Face à la persistance de la mendicité, du travail précoce et de l’exploitation économique des enfants dans la capitale guinéenne et ses environs, le Parquet Général près la Cour d’appel de Conakry a dévoilé un plan d’action opérationnel d’une ampleur inédite. Ce dispositif, désormais en vigueur dans chaque parquet d’instance du ressort, vise à éradiquer les pires formes de travail des mineurs, en conformité avec le Code de l’Enfant et les conventions internationales ratifiées par la Guinée.

Marchés, carrefours, gares routières, garages, chantiers, zones minières ou encore décharges publiques : trop d’enfants sont encore exposés quotidiennement à des dangers graves (accidents, produits toxiques, machines dangereuses, violences). Face à cette réalité, les autorités judiciaires passent à l’offensive. « L’objectif est de mettre en place un dispositif permanent, coordonné et préventif pour empêcher l’exposition des enfants à la mendicité, à l’exploitation économique et aux travaux dangereux », rappelle le document-cadre.

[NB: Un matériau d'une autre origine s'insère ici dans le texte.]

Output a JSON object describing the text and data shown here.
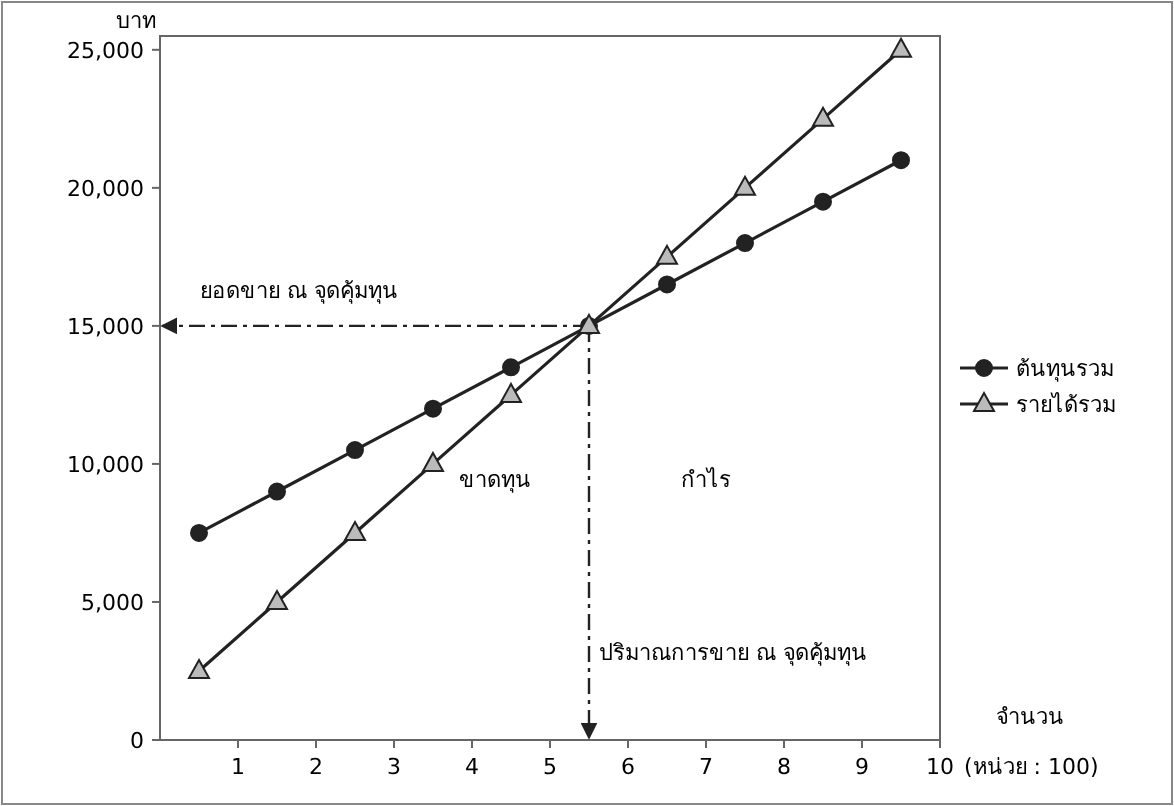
{
  "chart_data": {
    "type": "line",
    "ylabel": "บาท",
    "xlabel": "จำนวน",
    "x": [
      0.5,
      1.5,
      2.5,
      3.5,
      4.5,
      5.5,
      6.5,
      7.5,
      8.5,
      9.5
    ],
    "series": [
      {
        "name": "ต้นทุนรวม",
        "color": "#222222",
        "marker": "circle",
        "values": [
          7500,
          9000,
          10500,
          12000,
          13500,
          15000,
          16500,
          18000,
          19500,
          21000
        ]
      },
      {
        "name": "รายได้รวม",
        "color": "#222222",
        "marker": "triangle",
        "values": [
          2500,
          5000,
          7500,
          10000,
          12500,
          15000,
          17500,
          20000,
          22500,
          25000
        ]
      }
    ],
    "xlim": [
      0,
      10
    ],
    "xticks": [
      1,
      2,
      3,
      4,
      5,
      6,
      7,
      8,
      9,
      10
    ],
    "ylim": [
      0,
      25500
    ],
    "yticks": [
      0,
      {
        "value": 5000,
        "label": "5,000"
      },
      {
        "value": 10000,
        "label": "10,000"
      },
      {
        "value": 15000,
        "label": "15,000"
      },
      {
        "value": 20000,
        "label": "20,000"
      },
      {
        "value": 25000,
        "label": "25,000"
      }
    ],
    "ref_lines": [
      {
        "axis": "y",
        "value": 15000,
        "label": "ยอดขาย ณ จุดคุ้มทุน",
        "line_style": "dashdot"
      },
      {
        "axis": "x",
        "value": 5.5,
        "label": "ปริมาณการขาย ณ จุดคุ้มทุน",
        "line_style": "dashdot"
      }
    ],
    "annotations": [
      "ขาดทุน",
      "กำไร",
      "(หน่วย : 100)"
    ],
    "legend": "right",
    "grid": false,
    "line_style": "solid"
  }
}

Concrètement, des cellules locales de veille seront créées dans le ressort de chaque parquet. Composées du procureur ou de son représentant, d’officiers de police judiciaire (OPJ), de services sociaux, d’inspecteurs du travail, d’autorités communales et de représentants de l’éducation, elles seront le bras armé de cette politique.

Leur mission : identifier les zones à risques, centraliser les signalements, organiser des interventions préventives et assurer le suivi des enfants retirés des circuits d’exploitation. Ces cellules se réuniront une fois par mois en ordinaire, et de manière extraordinaire en cas d’alerte.

Chaque parquet devra établir, sous dix jours, une cartographie précise des zones à risques (marchés, carrefours, garages, ports, lieux de mendicité organisée…). Parallèlement, des missions conjointes (OPJ, services sociaux, inspection du travail) seront organisées : des opérations ordinaires chaque semaine, et des opérations renforcées pendant les pics d’activité économique.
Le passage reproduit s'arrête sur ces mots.